Forum Discussion

Ray_330743's avatar
Ray_330743
Icon for Altostratus rankAltostratus
Dec 04, 2017
Solved

parsing health monitor events

I've set up a system for shipping member up/down events over to Logstash which then injects into InfluxDB, giving us visualization and alerting (specifically for excessive flapping in pools). We do periodic application resets and expect each member of a given pool to "flap" (become unavailable and then return to available) only once. Sometimes members will flap more than once and we'd like to know why.

 

I figure I can check the log lines reporting the member going down to see details on what the health monitor was noticing during its check or last three checks maybe. Here's an example line:

 

/Common/pool_foo: down; last error: /Common/pool_foo: Tcp read: Connection refused; Unable to connect;  Response Code: 200 (OK);  Response Code: 404 (Not Found); No successful responses received before deadline.;  Response Code: 503 (Service Unavailable);  Response Code: 302 (Found);  Response Code: 403 (Forbidden) @2017/11/15 02:23:40.

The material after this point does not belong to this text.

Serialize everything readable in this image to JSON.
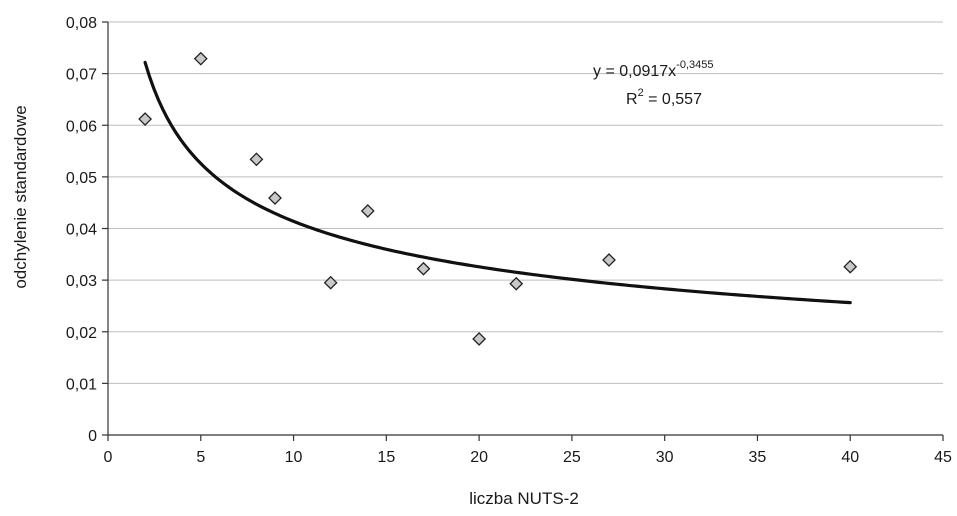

This is a log line for a single down event. I know you're not going to get a 404, a 302, and a 503 all together in a single HTTP request, so I'm thinking the monitor is sharing the last n checks. But to make sense of what's happening and at which point, I need to be able to pull this line apart and understand which messages associate with which health check attempt and in what order.

 

Anyone know?

 

  • The answer is you don't.

     

    You're not supposed to get multiple results like that.

     

    F5 support let me know that you're only supposed to get the last check's result and that the presence of other check results is due to a bug. See https://support.f5.com/kb/en-us/products/big-ip_ltm/releasenotes/related/relnote-supplement-hotfix-bigip-12-1-2.html: "636149-3 : Multiple monitor response codes to single monitor probe failure"

     

    This bug goes away in 12.1.2HF2.

     

    The details in the release notes drop some hints that might help you parse them if you're really interested and haven't yet upgraded.

     

    The support technician let me know that I could enable "Monitor Logging" for particular members, and that might be a good way to get more detail on what the monitor sees. (Thanks, Chad!)

     

3 Replies

  • If anyone was interested in this topic, I've filed a support case. I'll keep you updated.

     

  • The answer is you don't.

     

    You're not supposed to get multiple results like that.

     

    F5 support let me know that you're only supposed to get the last check's result and that the presence of other check results is due to a bug. See https://support.f5.com/kb/en-us/products/big-ip_ltm/releasenotes/related/relnote-supplement-hotfix-bigip-12-1-2.html: "636149-3 : Multiple monitor response codes to single monitor probe failure"

     

    This bug goes away in 12.1.2HF2.

     

    The details in the release notes drop some hints that might help you parse them if you're really interested and haven't yet upgraded.

     

    The support technician let me know that I could enable "Monitor Logging" for particular members, and that might be a good way to get more detail on what the monitor sees. (Thanks, Chad!)